Throughout their four years at UT, McCombs students are presented with multiple opportunities to enhance their skill sets and expand their knowledge. For students interested in research, one of these opportunities is working with a professor as a research assistant.
The McCombs faculty was recently named the no. 5 most productive in the world for research in the 2014 release of the University of Texas at Dallas School of Management’s Top 100 Business School Research Rankings.
BHP students have taken advantage of the research opportunities at McCombs and have partnered with McCombs faculty and visiting scholars to not only learn more about their industry of choice, but to take part in the discovery process of expanding and improving that industry. Angela Morisette, Aaryaman Singhal and Jane Tedjajuwana are three BHP students conducting research with McCombs professors this semester.
BHP and Marketing major, Angela Morisette, is collaborating with Jade DeKinder, an assistant professor of marketing in the program.

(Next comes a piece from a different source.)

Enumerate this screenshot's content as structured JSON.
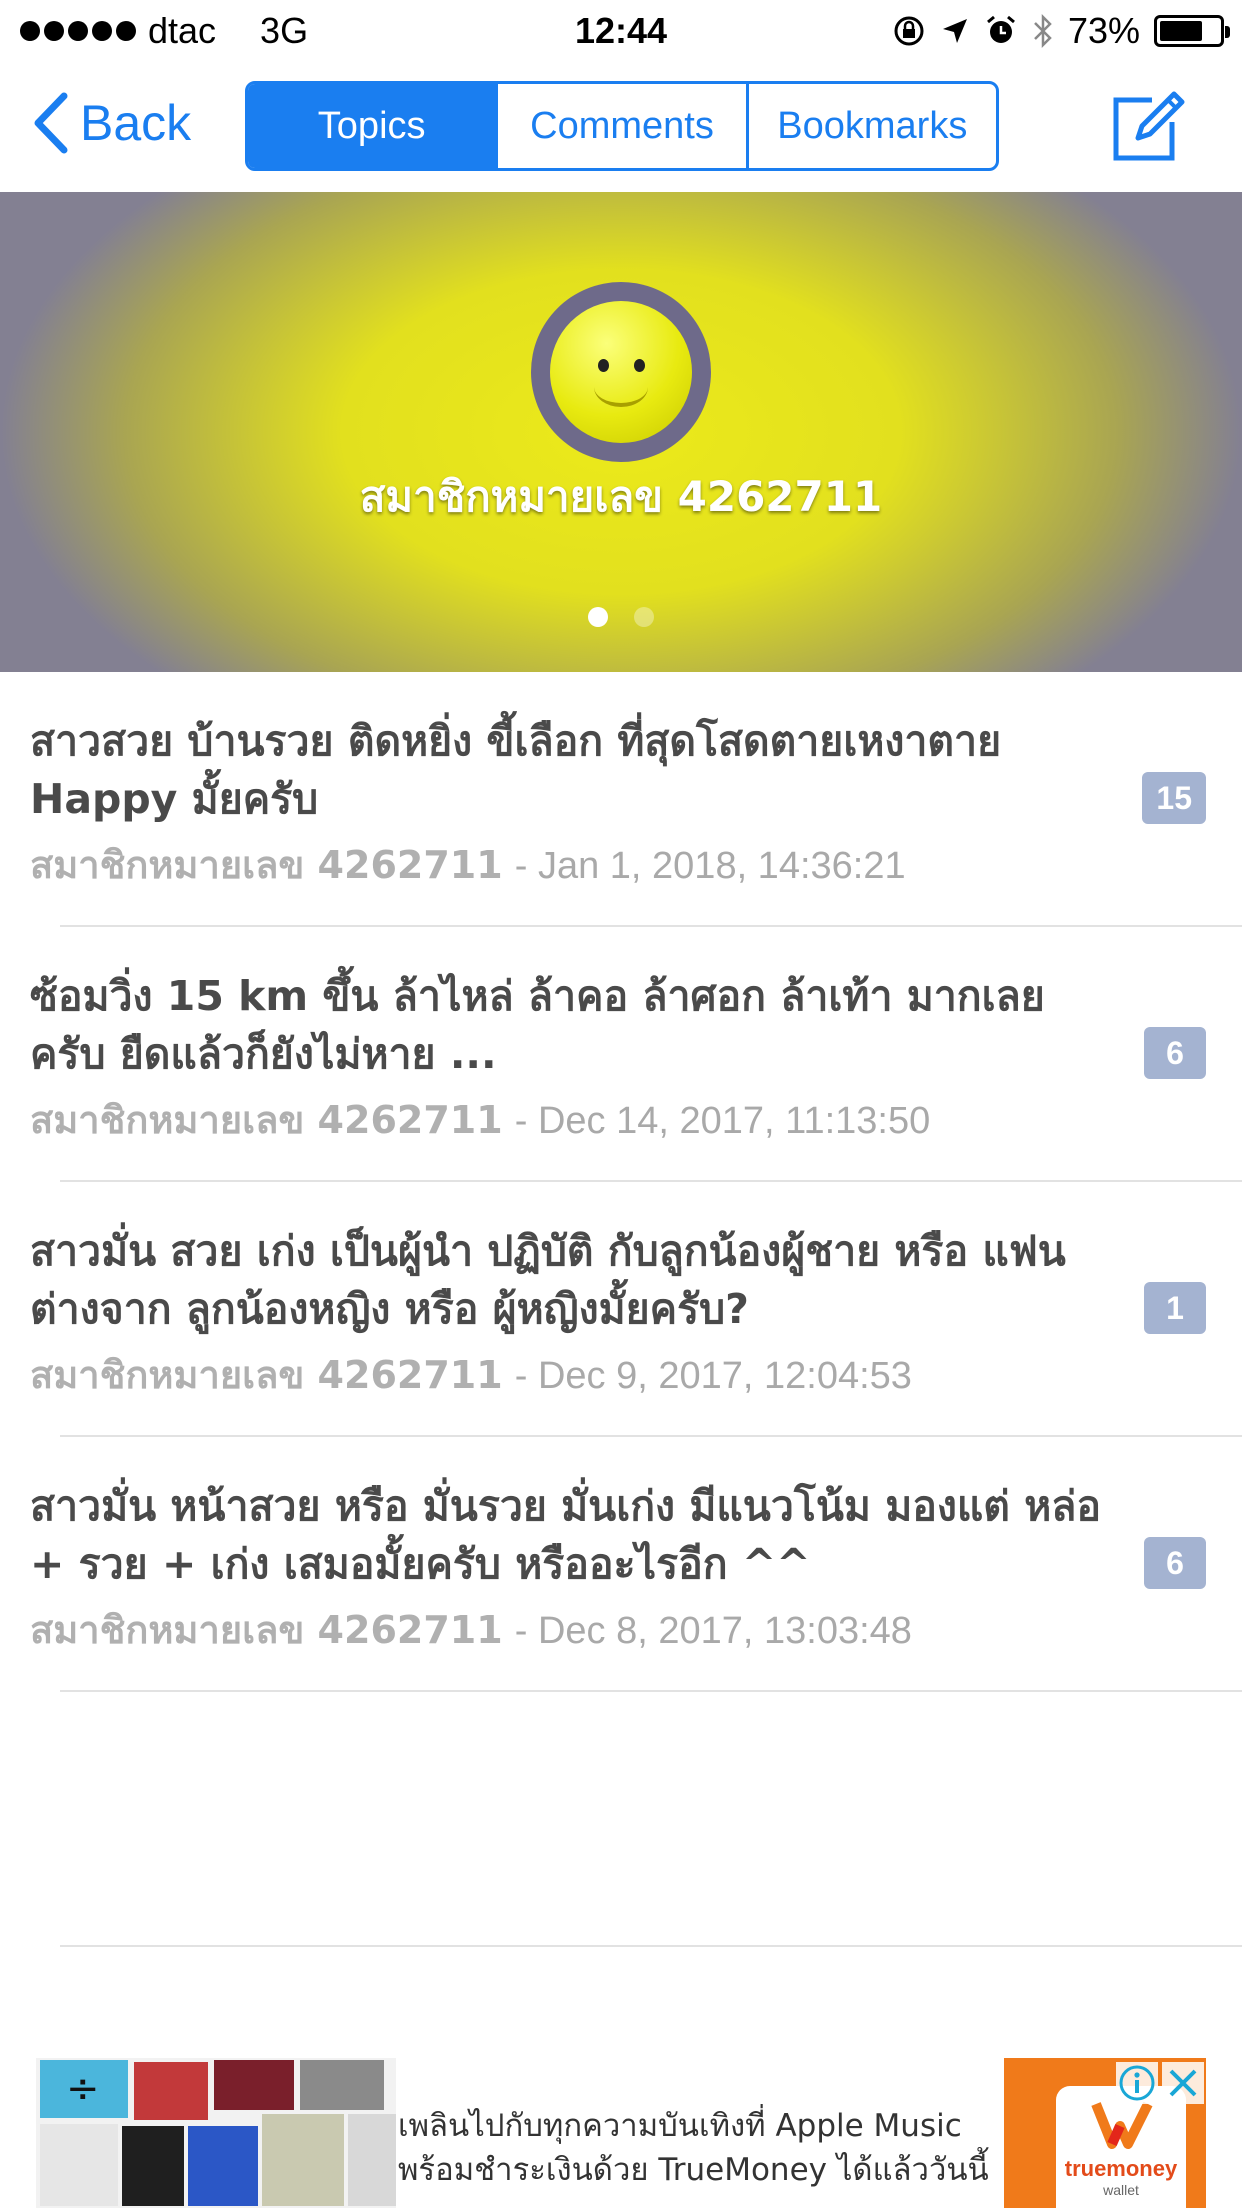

The two are researching the stages of an initial public offering (IPO), where shares of stock in a company are sold to the public for the first time, and what factors contribute to a company’s valuation in advance of an IPO.
The research findings will be useful to Morisette this summer as she interns with machinery and equipment manufacturer, Caterpillar Inc. She plans to work in corporate marketing after graduation and feels her research background will have prepared her to appreciate the process that goes into interpreting big data and the complications that can arise.
“My experience with Dr. DeKinder has shown me that the starting point is often at the most basic level. You just have to ask and you can’t be afraid,” said Morisette. “If you think a professor is really cool or if you think the research they do is really awesome, all you have to do is ask to be involved, and you never know where that can go.”
Aaryaman Singhal is currently working with management professor, Ethan Burris, investigating how employees should frame their ideas when selling them to their managers. Professor Burris and Singhal are looking at how framing the voice in a promotive fashion (focusing on new ideas) or prohibitive fashion (focusing on problems that need to be stopped) can impact how managers evaluate the quality and viability of those ideas, and ultimately determine which ideas make it from inception to implementation.
“I chose to participate in research because I enjoy learning from the research and being a part of the discovery process,” said Singhal. “I feel that I learn as much from research as from class and what I learn from research is on the cutting edge of what we know about people today. Through our research we learn more about how people think and operate in the world around them. It’s exciting to be making the new discoveries with regards to how humans behave.”
BHP and Finance major, Jane Tedjajuwana, is collaborating with a visiting scholar and researcher from Sweden, Lisen Selander, and Information, Risk, and, Operations Management professor, Sirkka Jarvenpaa. The trio is researching digital activism and civic engagement at Amnesty International. As social media has made it easier for everyone to engage in civic causes, it has also created tension between activism based on long-term organizational memberships and a growing individualization focused on single causes in short-term forms. The project is in the early stage of data collection, both qualitative and quantitative.
Their research allows for Amnesty International, the world’s best-known incumbent in political activism, to understand the challenges in balancing the volatile nature of digital activism with sustained political engagement.
“I first learned about research opportunities available to McCombs students through an info session,” said Tedjajuwana. “One thing I really liked was the fact that research projects focus on a very specific topic, but explore it much more in-depth than undergraduate classes do.”
Current BHP students interested in becoming a research assistant should connect with a faculty member whose research you find intriguing. Professors generally select students they’ve had in class or currently have in class as they often review their own research throughout the course.
Incoming students should consider joining the research-based First-Year Interest Group (FIG). The research FIG is designed specifically for freshmen of the program and meets weekly throughout the fall semester to discuss the importance of research and how to get involved in research at UT.